The night before his death he dined with his family and afterwards the chairman of the Hyundai Asan conglomerate went out with an old school friend.
They got through two bottles of wine before saying goodnight and just before midnight on Sunday Mr Chung (55) entered the Seoul headquarters of Hyundai Asan. It was the last time that anyone saw him alive.
Yesterday a caretaker poked what he thought was a drunken tramp in a flowerbed. It was the body of the chairman, 12 floors below his open office window. On his desk were scrawled notes. "I was a foolish man and I have finally done a foolish thing. Please forgive my foolish deed."
South Korean websites were thrumming with speculation about what killed Mr Chung, although, for now, there seems no reason to doubt that his death was suicide. Even so, the consequences will be far-reaching.
Mr Chung was at the centre of the country's hottest scandal, concerning the 2000 summit between the then South Korean President, Kim Dae Jung, and the North Korean dictator, Kim Jong Il. The meeting was regarded as a success and won Kim Dae Jung the Nobel Peace Prize. This year, however, the achievement has been tarnished by the allegation that North Korea was paid $500m for the summit, money funnelled through Mr Chung's company.
He was charged with violating foreign currency laws; the day before his death he was interrogated for 12 hours. Conviction could have brought a three-year jail sentence. But perhaps any penalty was less important than the humiliation.
Hyundai was founded as a repair shop by Mr Chung's father, a docker who became the most powerful businessman in South Korea, running the world's largest shipbuilder and diversifying into cars, electronics and financial services. Like the other South Korean chaebol (conglomerates), the Hyundai companies were split up after the 1997 Asian financial crisis. Chung Mong Hun inherited Hyundai Asan and his father's most cherished dream: the reunification with the communist North.

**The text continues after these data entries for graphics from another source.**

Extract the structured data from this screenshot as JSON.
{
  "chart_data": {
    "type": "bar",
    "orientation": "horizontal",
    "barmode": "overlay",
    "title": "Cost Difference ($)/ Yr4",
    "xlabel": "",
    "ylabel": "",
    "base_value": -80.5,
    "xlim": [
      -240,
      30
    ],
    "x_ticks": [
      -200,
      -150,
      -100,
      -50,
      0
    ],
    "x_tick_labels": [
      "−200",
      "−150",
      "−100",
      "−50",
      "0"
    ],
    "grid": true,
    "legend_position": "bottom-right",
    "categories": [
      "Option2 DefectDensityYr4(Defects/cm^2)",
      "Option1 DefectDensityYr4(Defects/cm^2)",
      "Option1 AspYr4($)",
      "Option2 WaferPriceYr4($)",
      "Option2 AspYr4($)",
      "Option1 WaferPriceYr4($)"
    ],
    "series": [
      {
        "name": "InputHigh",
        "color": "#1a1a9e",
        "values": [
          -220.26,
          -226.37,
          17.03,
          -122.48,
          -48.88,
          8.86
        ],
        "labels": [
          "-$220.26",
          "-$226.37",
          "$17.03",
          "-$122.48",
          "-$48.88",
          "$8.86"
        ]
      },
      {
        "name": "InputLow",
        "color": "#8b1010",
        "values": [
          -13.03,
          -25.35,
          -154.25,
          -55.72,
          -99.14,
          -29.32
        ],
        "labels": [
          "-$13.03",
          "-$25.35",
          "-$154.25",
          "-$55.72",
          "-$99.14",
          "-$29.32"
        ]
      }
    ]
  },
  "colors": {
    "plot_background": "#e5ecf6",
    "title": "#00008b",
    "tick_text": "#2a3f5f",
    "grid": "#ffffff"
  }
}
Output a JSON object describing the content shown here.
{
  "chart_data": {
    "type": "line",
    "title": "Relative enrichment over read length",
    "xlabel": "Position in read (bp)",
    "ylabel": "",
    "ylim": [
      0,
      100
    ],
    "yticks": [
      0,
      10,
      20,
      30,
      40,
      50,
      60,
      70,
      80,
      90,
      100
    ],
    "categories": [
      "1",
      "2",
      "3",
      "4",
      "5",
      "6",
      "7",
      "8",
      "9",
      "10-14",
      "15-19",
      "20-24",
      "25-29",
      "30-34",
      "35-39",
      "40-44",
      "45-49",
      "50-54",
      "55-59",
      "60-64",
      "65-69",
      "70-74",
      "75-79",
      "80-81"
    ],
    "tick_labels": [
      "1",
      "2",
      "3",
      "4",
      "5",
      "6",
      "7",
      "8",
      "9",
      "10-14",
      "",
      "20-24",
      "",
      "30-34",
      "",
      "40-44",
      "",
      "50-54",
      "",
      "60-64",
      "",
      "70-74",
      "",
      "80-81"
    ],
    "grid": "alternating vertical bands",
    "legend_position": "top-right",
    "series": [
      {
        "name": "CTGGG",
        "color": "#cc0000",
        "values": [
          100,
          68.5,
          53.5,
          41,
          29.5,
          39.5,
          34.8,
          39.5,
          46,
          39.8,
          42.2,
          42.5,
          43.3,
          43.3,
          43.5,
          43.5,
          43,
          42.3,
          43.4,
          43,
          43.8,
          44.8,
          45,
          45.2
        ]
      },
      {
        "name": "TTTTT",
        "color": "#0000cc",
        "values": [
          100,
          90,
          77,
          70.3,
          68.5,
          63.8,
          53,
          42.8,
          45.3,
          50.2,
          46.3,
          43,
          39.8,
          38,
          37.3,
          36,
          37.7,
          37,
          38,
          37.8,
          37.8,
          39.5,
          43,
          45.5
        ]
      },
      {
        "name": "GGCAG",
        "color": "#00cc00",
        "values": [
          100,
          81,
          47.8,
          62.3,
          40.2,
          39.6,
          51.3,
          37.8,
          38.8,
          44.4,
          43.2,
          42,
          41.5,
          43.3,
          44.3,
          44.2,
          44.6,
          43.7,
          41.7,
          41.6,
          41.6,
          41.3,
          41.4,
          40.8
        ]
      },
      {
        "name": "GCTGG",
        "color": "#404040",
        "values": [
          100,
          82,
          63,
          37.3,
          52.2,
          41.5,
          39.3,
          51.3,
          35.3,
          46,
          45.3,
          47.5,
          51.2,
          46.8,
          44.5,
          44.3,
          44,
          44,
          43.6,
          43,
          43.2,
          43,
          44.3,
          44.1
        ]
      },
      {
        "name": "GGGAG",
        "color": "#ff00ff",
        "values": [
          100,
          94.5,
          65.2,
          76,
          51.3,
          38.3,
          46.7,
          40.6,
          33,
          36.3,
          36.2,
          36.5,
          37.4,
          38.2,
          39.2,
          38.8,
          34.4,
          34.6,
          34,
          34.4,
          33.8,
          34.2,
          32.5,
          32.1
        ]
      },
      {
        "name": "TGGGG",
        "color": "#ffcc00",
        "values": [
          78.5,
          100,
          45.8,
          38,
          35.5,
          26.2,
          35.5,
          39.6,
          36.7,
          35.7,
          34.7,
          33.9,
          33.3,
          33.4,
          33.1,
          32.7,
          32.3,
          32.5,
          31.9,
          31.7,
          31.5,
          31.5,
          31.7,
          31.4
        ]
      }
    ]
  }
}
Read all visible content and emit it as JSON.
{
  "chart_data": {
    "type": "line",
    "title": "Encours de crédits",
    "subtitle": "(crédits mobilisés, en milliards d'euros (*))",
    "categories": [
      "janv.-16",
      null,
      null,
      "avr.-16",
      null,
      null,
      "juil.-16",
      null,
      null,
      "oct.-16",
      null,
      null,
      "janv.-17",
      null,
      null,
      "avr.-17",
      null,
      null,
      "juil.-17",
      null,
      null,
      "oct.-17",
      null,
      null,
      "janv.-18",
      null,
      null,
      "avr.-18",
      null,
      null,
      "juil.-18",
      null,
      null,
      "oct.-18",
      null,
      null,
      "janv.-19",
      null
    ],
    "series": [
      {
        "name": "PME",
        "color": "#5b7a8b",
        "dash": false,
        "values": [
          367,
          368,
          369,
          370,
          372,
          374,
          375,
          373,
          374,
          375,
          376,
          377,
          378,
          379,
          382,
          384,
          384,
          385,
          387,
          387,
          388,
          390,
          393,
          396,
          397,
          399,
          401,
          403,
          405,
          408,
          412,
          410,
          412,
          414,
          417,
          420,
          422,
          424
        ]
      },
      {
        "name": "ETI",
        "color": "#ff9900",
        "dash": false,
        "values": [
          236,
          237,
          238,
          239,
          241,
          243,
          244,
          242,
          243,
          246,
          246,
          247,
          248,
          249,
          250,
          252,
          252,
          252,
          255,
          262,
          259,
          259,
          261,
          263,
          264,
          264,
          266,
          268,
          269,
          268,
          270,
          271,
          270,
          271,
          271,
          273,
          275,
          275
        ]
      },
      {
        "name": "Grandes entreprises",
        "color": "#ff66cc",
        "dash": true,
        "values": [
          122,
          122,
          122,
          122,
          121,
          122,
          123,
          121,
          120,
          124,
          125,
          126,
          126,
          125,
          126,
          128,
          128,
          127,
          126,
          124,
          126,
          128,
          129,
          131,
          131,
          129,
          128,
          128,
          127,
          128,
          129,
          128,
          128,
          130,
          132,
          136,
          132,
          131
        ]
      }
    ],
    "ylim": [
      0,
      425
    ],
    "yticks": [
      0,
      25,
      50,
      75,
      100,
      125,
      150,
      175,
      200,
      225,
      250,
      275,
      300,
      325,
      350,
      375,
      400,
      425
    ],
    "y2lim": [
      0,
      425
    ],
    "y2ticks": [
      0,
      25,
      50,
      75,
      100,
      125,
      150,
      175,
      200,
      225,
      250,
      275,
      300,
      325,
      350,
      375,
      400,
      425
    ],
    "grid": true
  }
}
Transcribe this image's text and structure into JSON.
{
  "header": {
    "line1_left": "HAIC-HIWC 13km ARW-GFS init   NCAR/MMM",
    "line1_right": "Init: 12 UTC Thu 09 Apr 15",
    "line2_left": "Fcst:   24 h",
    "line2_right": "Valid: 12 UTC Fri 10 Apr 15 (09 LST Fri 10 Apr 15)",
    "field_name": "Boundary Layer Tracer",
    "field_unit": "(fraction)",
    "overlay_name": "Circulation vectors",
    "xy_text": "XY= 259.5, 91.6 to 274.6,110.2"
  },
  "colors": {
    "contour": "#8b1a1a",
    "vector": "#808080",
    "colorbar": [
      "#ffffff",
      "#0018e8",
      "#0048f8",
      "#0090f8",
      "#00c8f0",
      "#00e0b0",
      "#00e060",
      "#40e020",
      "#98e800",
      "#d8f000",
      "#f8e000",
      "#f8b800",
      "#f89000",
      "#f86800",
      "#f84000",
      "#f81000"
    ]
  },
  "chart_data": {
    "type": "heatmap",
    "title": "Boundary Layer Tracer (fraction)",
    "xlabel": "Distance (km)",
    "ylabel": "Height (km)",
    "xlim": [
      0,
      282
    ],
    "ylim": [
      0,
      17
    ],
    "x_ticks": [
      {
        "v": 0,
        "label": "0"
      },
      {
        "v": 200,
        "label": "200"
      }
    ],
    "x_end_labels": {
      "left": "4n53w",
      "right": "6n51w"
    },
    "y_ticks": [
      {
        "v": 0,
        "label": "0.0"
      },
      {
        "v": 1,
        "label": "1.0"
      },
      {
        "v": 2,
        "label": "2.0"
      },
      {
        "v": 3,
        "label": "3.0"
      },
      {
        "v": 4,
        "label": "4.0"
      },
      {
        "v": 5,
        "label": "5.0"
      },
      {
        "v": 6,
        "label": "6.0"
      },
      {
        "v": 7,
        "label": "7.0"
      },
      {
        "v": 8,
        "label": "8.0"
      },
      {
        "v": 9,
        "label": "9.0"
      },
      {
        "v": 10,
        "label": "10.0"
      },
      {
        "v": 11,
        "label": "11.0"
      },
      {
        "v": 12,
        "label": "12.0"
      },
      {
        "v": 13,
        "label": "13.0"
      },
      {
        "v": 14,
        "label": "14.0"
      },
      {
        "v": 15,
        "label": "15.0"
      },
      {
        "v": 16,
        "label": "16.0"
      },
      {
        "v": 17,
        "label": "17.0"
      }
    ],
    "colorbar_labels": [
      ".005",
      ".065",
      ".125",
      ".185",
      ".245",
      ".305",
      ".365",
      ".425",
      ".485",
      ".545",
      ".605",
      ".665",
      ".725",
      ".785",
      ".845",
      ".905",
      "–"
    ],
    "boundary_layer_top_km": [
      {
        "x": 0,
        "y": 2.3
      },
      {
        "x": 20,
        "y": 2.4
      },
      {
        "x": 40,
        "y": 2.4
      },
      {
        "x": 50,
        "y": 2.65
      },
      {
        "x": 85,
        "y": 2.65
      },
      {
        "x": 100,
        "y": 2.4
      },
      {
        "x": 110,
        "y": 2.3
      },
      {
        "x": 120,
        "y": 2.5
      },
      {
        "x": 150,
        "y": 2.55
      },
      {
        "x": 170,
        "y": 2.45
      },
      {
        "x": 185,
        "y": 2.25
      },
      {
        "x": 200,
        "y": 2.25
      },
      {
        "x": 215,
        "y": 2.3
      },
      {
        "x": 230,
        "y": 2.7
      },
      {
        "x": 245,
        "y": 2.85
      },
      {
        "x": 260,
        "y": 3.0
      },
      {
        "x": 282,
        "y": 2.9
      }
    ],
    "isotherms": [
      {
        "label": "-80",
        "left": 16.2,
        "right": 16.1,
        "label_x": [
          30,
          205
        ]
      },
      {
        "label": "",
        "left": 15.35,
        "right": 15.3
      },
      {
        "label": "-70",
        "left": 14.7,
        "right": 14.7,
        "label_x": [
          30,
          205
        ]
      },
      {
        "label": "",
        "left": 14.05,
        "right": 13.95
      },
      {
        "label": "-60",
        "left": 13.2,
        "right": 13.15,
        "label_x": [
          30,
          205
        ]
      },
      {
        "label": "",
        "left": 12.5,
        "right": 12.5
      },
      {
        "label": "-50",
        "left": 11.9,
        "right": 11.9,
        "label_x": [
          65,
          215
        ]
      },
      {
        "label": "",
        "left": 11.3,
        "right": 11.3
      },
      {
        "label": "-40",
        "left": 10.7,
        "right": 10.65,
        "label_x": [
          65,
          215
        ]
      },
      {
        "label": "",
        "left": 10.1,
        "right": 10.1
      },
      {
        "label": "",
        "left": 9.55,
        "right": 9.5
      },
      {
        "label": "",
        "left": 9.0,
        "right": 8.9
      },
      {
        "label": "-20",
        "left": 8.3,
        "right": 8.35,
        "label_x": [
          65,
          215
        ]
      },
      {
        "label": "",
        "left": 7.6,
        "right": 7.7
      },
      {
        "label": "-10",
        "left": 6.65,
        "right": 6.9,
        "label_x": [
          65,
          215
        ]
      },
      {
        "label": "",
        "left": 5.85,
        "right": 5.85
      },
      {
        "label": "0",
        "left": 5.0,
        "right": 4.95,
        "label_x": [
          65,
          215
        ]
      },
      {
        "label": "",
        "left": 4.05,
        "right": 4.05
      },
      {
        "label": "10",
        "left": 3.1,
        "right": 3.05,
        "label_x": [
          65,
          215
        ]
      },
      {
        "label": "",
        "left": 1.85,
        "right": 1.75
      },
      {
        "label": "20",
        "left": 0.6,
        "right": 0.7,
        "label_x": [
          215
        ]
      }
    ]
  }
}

Few countries present less appetising investment opportunities than North Korea, but after the 2000 summit Hyundai Asan led the way.
It ran loss-making tours to the North's Diamond Mountains, and invested in an industrial park for the city of Kaesong.
The company always claimed that $400 m of the money it sent to North Korea before the summit was for legitimate business activities, but that still left $100m unexplained.
Mr Chung was said to have been deeply upset by the way that an idealistic enterprise has been tarnished by scandal, and by his own failure to realise his father's ambitions.
His death may now complicate the prosecution of other powerful men implicated in the scandal. It may also result in further restructuring of the Hyundai companies.
Mr Chung's last wish, however, was that business in the North should go on. "Strongly pursue the projects in the North," he wrote to the company president. To his wife he wrote: "Scatter my ashes on the Diamond Mountains." (© The Times, London)
Quite a contrast to most politicians in this country, where humiliation seems to have become a foreign concept...
I don't think that there is a better example of the difference in the results between capitalism and communism than the Koreas. Similar in all respects...religion, society, size, history, etc. One is a global leader in capitalism, the other is in total poverty.
Mr. Chung was in more trouble than was expected. During the 12 hour interrogation, he confessed that he gave 10 billion won(about $9million) to ruling party politicans at the time. What first started as the investigation for cash-for-summit scandal, led to a side scandal of illegal political funds, which is equally serious.
Kim Dae-jung government was rotten through and through.